When he's awake, gently share your observations of his behavior during the night to see if he is receptive to discussing what is troubling him. When he's ready to face his trauma, he will; pushing him to do so prematurely could disrupt his healing process. You might view this as an opportunity to grow closer. Share the fact that your sleep is being disrupted and ask for his opinion on how to best handle the situation.

A more mundane explanation for your husband's behavior is that he is speaking to YOU in an indirect manner. Explore whether you might be hurting him in some way that he's unable to articulate. From an atmosphere of safety and with a lack of defensiveness, kindly ask him if you are hurting him in some way, and express your desire to remedy the situation if that is the case.

If he's talking to you in his sleep, he may fear conflict or your anger, especially if you tend to have a temper. If this is the case, he may be unwilling to share why he's hurt, so you'll have to use your best detective skills to identify the problem and correct it in order to improve your relationship and enjoy restful sleep again.

Astrea:

Many times in life we hear, "You will always have what you NEED, but not necessarily what you WANT." Your spirit must have needed to experience the feeling of leaving your human body, and the suggestion in the next chapter of Sylvia Brown's book was all it took to get you there.

Even though you hadn't read it yet, your SOUL recognized the title of that chapter as something it had been seeking, and your soul, knowing that you had that reference to read after your experience, got with it and out you went!

While I don't usually recommend her books, Sylvia Brown has a wide reaching and powerful effect on lots of people. A Gemini like you would be able to relate easily to her writing and put it to good use. Synchronicity - you gotta love it!

I like your description of "getting caught." That's exactly what it feels like, isn't it?
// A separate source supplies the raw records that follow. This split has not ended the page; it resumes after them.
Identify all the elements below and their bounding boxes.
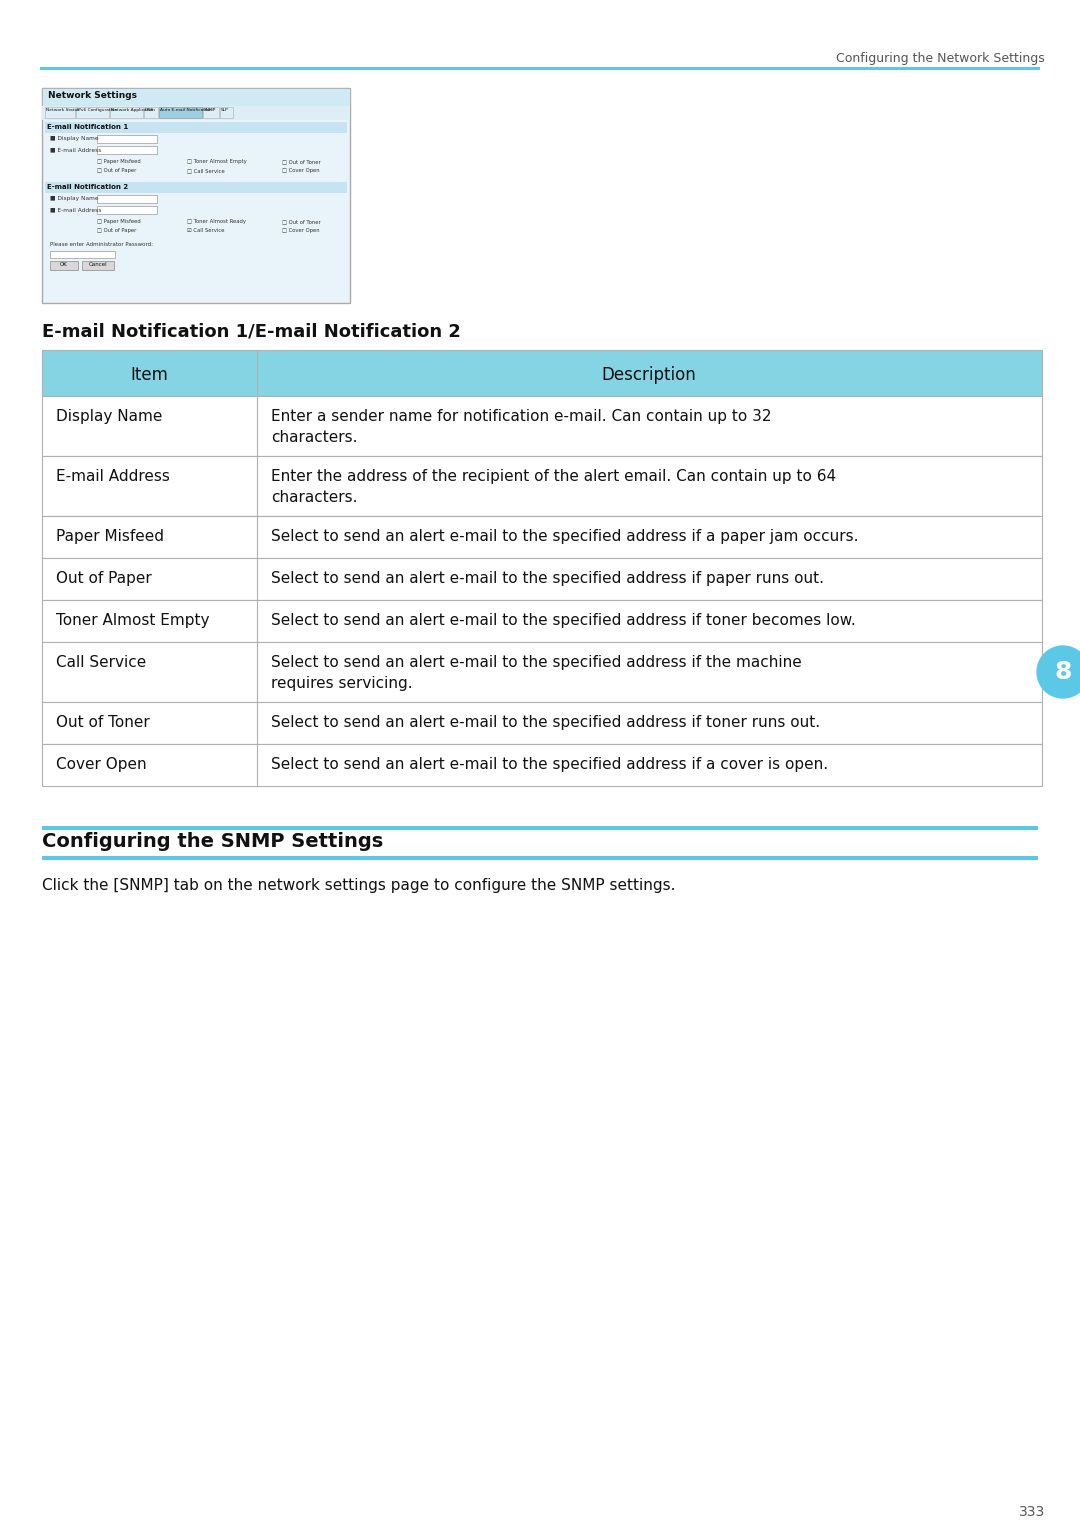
Text: □ Toner Almost Ready: □ Toner Almost Ready xyxy=(187,219,246,224)
Text: Select to send an alert e-mail to the specified address if toner becomes low.: Select to send an alert e-mail to the sp… xyxy=(271,613,855,628)
Text: Select to send an alert e-mail to the specified address if paper runs out.: Select to send an alert e-mail to the sp… xyxy=(271,571,824,587)
Bar xyxy=(42,106,350,119)
Text: Select to send an alert e-mail to the specified address if a cover is open.: Select to send an alert e-mail to the sp… xyxy=(271,757,828,772)
Text: □ Out of Toner: □ Out of Toner xyxy=(282,159,321,164)
Text: □ Toner Almost Empty: □ Toner Almost Empty xyxy=(187,159,246,164)
Text: OK: OK xyxy=(60,262,68,268)
Text: Network Application: Network Application xyxy=(111,107,156,112)
Bar xyxy=(42,702,1042,745)
Text: characters.: characters. xyxy=(271,490,357,506)
Text: characters.: characters. xyxy=(271,430,357,444)
Text: Description: Description xyxy=(602,366,697,385)
Bar xyxy=(45,123,347,133)
Text: Please enter Administrator Password:: Please enter Administrator Password: xyxy=(50,242,153,247)
Bar xyxy=(97,205,157,214)
Text: Auto E-mail Notification: Auto E-mail Notification xyxy=(160,107,212,112)
Bar xyxy=(40,67,1040,70)
Text: IPv6 Configuration: IPv6 Configuration xyxy=(77,107,118,112)
Bar xyxy=(97,146,157,155)
Bar xyxy=(159,107,202,118)
Bar xyxy=(45,107,75,118)
Text: SNMP: SNMP xyxy=(204,107,216,112)
Bar xyxy=(42,642,1042,702)
Text: 333: 333 xyxy=(1018,1504,1045,1520)
Text: Paper Misfeed: Paper Misfeed xyxy=(56,529,164,544)
Bar xyxy=(50,260,78,270)
Text: ■ E-mail Address: ■ E-mail Address xyxy=(50,147,102,152)
Text: ■ E-mail Address: ■ E-mail Address xyxy=(50,207,102,211)
Bar xyxy=(42,87,350,303)
Text: E-mail Address: E-mail Address xyxy=(56,469,170,484)
Text: Network Settings: Network Settings xyxy=(48,90,137,100)
Bar xyxy=(50,251,114,257)
Text: Item: Item xyxy=(130,366,167,385)
Text: □ Call Service: □ Call Service xyxy=(187,169,225,173)
Text: Click the [SNMP] tab on the network settings page to configure the SNMP settings: Click the [SNMP] tab on the network sett… xyxy=(42,878,675,893)
Bar xyxy=(82,260,114,270)
Text: Configuring the SNMP Settings: Configuring the SNMP Settings xyxy=(42,832,383,850)
Bar xyxy=(42,457,1042,516)
Text: ■ Display Name: ■ Display Name xyxy=(50,196,98,201)
Text: E-mail Notification 2: E-mail Notification 2 xyxy=(48,184,129,190)
Text: E-mail Notification 1: E-mail Notification 1 xyxy=(48,124,129,130)
Bar xyxy=(45,182,347,193)
Text: Select to send an alert e-mail to the specified address if a paper jam occurs.: Select to send an alert e-mail to the sp… xyxy=(271,529,859,544)
Text: □ Out of Toner: □ Out of Toner xyxy=(282,219,321,224)
Text: SLP: SLP xyxy=(221,107,229,112)
Bar xyxy=(42,87,350,106)
Bar xyxy=(42,516,1042,558)
Bar xyxy=(42,601,1042,642)
Text: Call Service: Call Service xyxy=(56,656,146,669)
Text: □ Out of Paper: □ Out of Paper xyxy=(97,169,136,173)
Text: Configuring the Network Settings: Configuring the Network Settings xyxy=(836,52,1045,64)
Circle shape xyxy=(1037,647,1080,699)
Bar xyxy=(42,558,1042,601)
Text: Select to send an alert e-mail to the specified address if toner runs out.: Select to send an alert e-mail to the sp… xyxy=(271,715,820,731)
Bar xyxy=(42,745,1042,786)
Bar xyxy=(42,395,1042,457)
Text: Out of Paper: Out of Paper xyxy=(56,571,152,587)
Text: ■ Display Name: ■ Display Name xyxy=(50,136,98,141)
Bar xyxy=(42,826,1038,830)
Text: Network Status: Network Status xyxy=(46,107,80,112)
Text: □ Cover Open: □ Cover Open xyxy=(282,228,320,233)
Text: 8: 8 xyxy=(1054,660,1071,683)
Text: Out of Toner: Out of Toner xyxy=(56,715,150,731)
Text: Enter the address of the recipient of the alert email. Can contain up to 64: Enter the address of the recipient of th… xyxy=(271,469,836,484)
Bar xyxy=(203,107,219,118)
Text: □ Out of Paper: □ Out of Paper xyxy=(97,228,136,233)
Bar xyxy=(97,135,157,142)
Text: Enter a sender name for notification e-mail. Can contain up to 32: Enter a sender name for notification e-m… xyxy=(271,409,771,424)
Text: E-mail Notification 1/E-mail Notification 2: E-mail Notification 1/E-mail Notificatio… xyxy=(42,322,461,340)
Bar xyxy=(76,107,109,118)
Bar xyxy=(42,349,1042,395)
Text: ☑ Call Service: ☑ Call Service xyxy=(187,228,225,233)
Text: requires servicing.: requires servicing. xyxy=(271,676,413,691)
Text: Select to send an alert e-mail to the specified address if the machine: Select to send an alert e-mail to the sp… xyxy=(271,656,801,669)
Text: □ Paper Misfeed: □ Paper Misfeed xyxy=(97,219,140,224)
Bar xyxy=(110,107,143,118)
Text: Cover Open: Cover Open xyxy=(56,757,147,772)
Text: DNS: DNS xyxy=(145,107,154,112)
Text: □ Cover Open: □ Cover Open xyxy=(282,169,320,173)
Text: Toner Almost Empty: Toner Almost Empty xyxy=(56,613,210,628)
Bar xyxy=(220,107,233,118)
Text: □ Paper Misfeed: □ Paper Misfeed xyxy=(97,159,140,164)
Text: Display Name: Display Name xyxy=(56,409,162,424)
Bar xyxy=(144,107,158,118)
Text: Cancel: Cancel xyxy=(89,262,107,268)
Bar xyxy=(97,195,157,204)
Bar xyxy=(42,856,1038,859)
One minute you're free and hovering above the room, and the next minute, ZAP! back down into your corporeal form you go!

As a little kid, I loved that "feeling of return." With practice, most of the time we can control that event, but sometimes, when our physical ears hear a distracting noise or something else occurs to knock us back into reality, back we go. With practice you will be able to control your return better.

I find it interesting that you were visiting your mother-in-law and not someone in your own genetic family. Evidently, you and your husband got married for reasons that are even deeper than love. His family's interest in "psychic stuff" will nurture your children in such matters and help them to grow into their own abilities.

You'll never have to be concerned that when your daughter visits them, she'll be discouraged from exploring her own psychic life and power. My parents encouraged me to develop my psychic senses in a time when it wasn't nice to even discuss such things in public. Heck, it's STILL not considered a great topic at the dinner table in some families!

Your kids will get to talk about it ALL and ask questions and read and study. This is going to give them such an edge in life! Talk with your husband about how you want to present this to your kiddos, so that you are united in your approach and ready to tell them their experiences are all natural and okay.

A word or two of warning: Geminis often have difficulty staying grounded in REAL LIFE. Don't get so strung out on your ASTRAL life that you neglect what you're doing here on Earth.

You are at the beginning of a long journey to learn where your power really lies. Try to be patient with this process and take your time.